Potential benefits to water service providers and the outlook for mobile water payments

Given low water payment adoption rates, there have been limited benefits for WSP collection rates. However, some have identified cost savings related to bill handling and timelier collection of bills: Uganda’s national provider anticipated savings of USD 420,000 per year from reduced insurance and handling costs, after closing payment offices (though payments can still be made at banks) and enabling mobile payments.

WSPs anticipate further savings if mobile payments can reduce accounting errors, and some say they are seeing fewer disconnections attributed to non-payment. In Kiamumbi, billing records show mobile water payments are 10% more likely to be paid on time compared to bank payments. Though proving a definite causal connection is difficult, customers in Kiamumbi do feel mobile payments are improving their ability to pay: half feel less likely to be disconnected since using them, and one in four feel better able to save for water bills.

On the whole, these findings reveal there is strong potential for mobile water payments to benefit customers, providers, and eventually increase water access as providers reinvest greater revenue. However, the evidence shows the current scale of benefits is limited, where operational and behavioural constraints are barriers to adoption. Mobile money can be an important tool in addressing water sector challenges, but ultimately the scale of its impact depends on understanding and addressing these constraints, and the surrounding institutional and regulatory contexts.

Interestingly, MNOs appear to be one driving force behind mobile payments as they compete for more customers in emerging markets, and have in some cases instigated negotiations with water service providers for a mobile payment option. The next post will consider how this dynamic around MNO benefits is playing out in mobile water payments.

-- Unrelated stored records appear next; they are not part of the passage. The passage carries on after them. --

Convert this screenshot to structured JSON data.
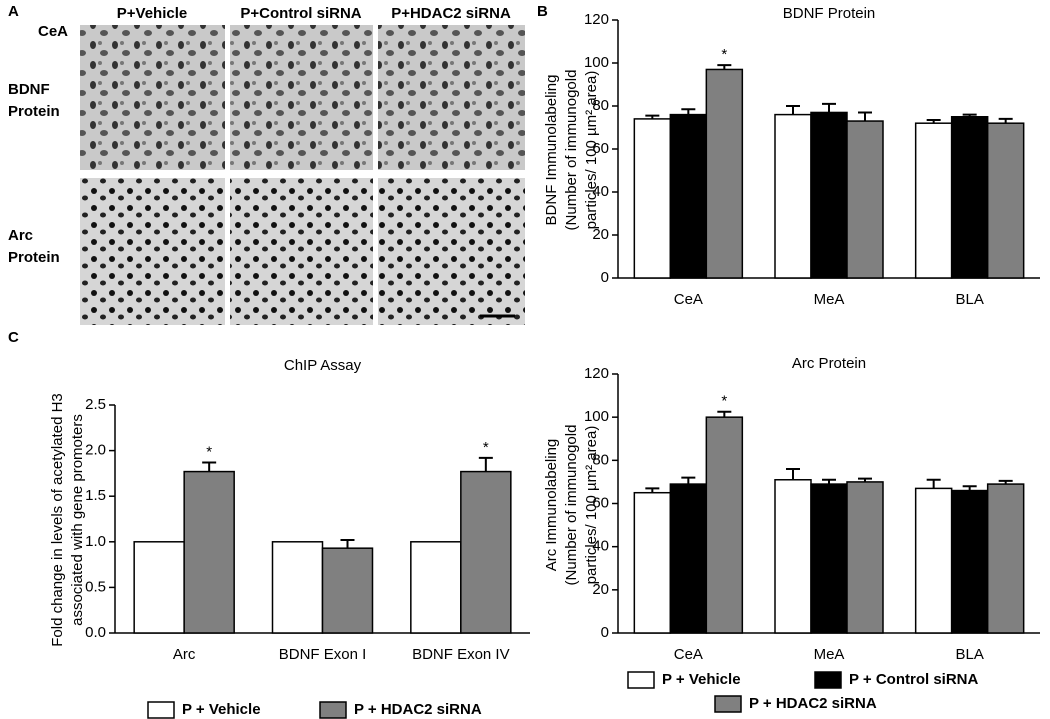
{
  "panels": {
    "letters": [
      "A",
      "B",
      "C"
    ],
    "region": "CeA",
    "columns": [
      "P+Vehicle",
      "P+Control siRNA",
      "P+HDAC2 siRNA"
    ],
    "rows": [
      [
        "BDNF",
        "Protein"
      ],
      [
        "Arc",
        "Protein"
      ]
    ]
  },
  "chart_data": [
    {
      "type": "bar",
      "title": "BDNF Protein",
      "ylabel": [
        "BDNF Immunolabeling",
        "(Number of immunogold",
        "particles/ 100 µm² area)"
      ],
      "categories": [
        "CeA",
        "MeA",
        "BLA"
      ],
      "ylim": [
        0,
        120
      ],
      "yticks": [
        0,
        20,
        40,
        60,
        80,
        100,
        120
      ],
      "legend": false,
      "series": [
        {
          "name": "P + Vehicle",
          "color": "#ffffff",
          "values": [
            74,
            76,
            72
          ],
          "errors": [
            1.5,
            4,
            1.5
          ]
        },
        {
          "name": "P + Control siRNA",
          "color": "#000000",
          "values": [
            76,
            77,
            75
          ],
          "errors": [
            2.5,
            4,
            1
          ]
        },
        {
          "name": "P + HDAC2 siRNA",
          "color": "#808080",
          "values": [
            97,
            73,
            72
          ],
          "errors": [
            2,
            4,
            2
          ],
          "markers": [
            "*",
            null,
            null
          ]
        }
      ]
    },
    {
      "type": "bar",
      "title": "Arc Protein",
      "ylabel": [
        "Arc Immunolabeling",
        "(Number of immunogold",
        "particles/ 100 µm² area)"
      ],
      "categories": [
        "CeA",
        "MeA",
        "BLA"
      ],
      "ylim": [
        0,
        120
      ],
      "yticks": [
        0,
        20,
        40,
        60,
        80,
        100,
        120
      ],
      "legend": true,
      "series": [
        {
          "name": "P + Vehicle",
          "color": "#ffffff",
          "values": [
            65,
            71,
            67
          ],
          "errors": [
            2,
            5,
            4
          ]
        },
        {
          "name": "P + Control siRNA",
          "color": "#000000",
          "values": [
            69,
            69,
            66
          ],
          "errors": [
            3,
            2,
            2
          ]
        },
        {
          "name": "P + HDAC2 siRNA",
          "color": "#808080",
          "values": [
            100,
            70,
            69
          ],
          "errors": [
            2.5,
            1.5,
            1.5
          ],
          "markers": [
            "*",
            null,
            null
          ]
        }
      ]
    },
    {
      "type": "bar",
      "title": "ChIP Assay",
      "ylabel": [
        "Fold change in levels of acetylated H3",
        "associated with gene promoters"
      ],
      "categories": [
        "Arc",
        "BDNF Exon I",
        "BDNF Exon IV"
      ],
      "ylim": [
        0,
        2.5
      ],
      "yticks": [
        {
          "value": 0,
          "label": "0.0"
        },
        0.5,
        {
          "value": 1,
          "label": "1.0"
        },
        1.5,
        {
          "value": 2,
          "label": "2.0"
        },
        2.5
      ],
      "legend": true,
      "series": [
        {
          "name": "P + Vehicle",
          "color": "#ffffff",
          "values": [
            1,
            1,
            1
          ]
        },
        {
          "name": "P + HDAC2 siRNA",
          "color": "#808080",
          "values": [
            1.77,
            0.93,
            1.77
          ],
          "errors": [
            0.1,
            0.09,
            0.15
          ],
          "markers": [
            "*",
            null,
            "*"
          ]
        }
      ]
    }
  ]
}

If you are attending MWC in Barcelona next week, make sure to join us for a panel on the subject on Monday 27th February from 14.00-15.00 (Hall 5, Room 2)

Smart Metering for Better Access to Energy and Water in the Developing

In this session we hope to investigate how mobile operators can get involved in this smart metering opportunity. Even though the market is still nascent, mobile operators stand to benefit directly from increased ARPU and customer retention. The increased mobile phone penetration and the decreased cost of cellular components are spurring innovation from vendors to develop solutions for a better access to energy and water services in developing countries. Several projects in Africa and Asia have been launched in recent months using smart meters (based on GSM technology) to allow consumers to ‘pay as you go’ for energy and/or water the same way they would top up for mobile airtime. We hope that such innovations will also catalyse further socio-economic development for these communities.


[i] Banerjee and Morella. (2011) Africa’s Water and Sanitation Infrastructure: Access, Affordability and Alternatives. The international Bank for Reconstruction and Development/The World Bank: Washington DC.

[ii] Banerjee et al. (2008) Access, Affordability and Alternatives: Modern Infrastructure Services in Africa. Africa Infrastructure Country Diagnostic. The international Bank for Reconstruction and Development/The World Bank: Washington DC.

[iii] Note that these are raw costs, where the averages presented in the full report consider the complexities of multiple transport modes.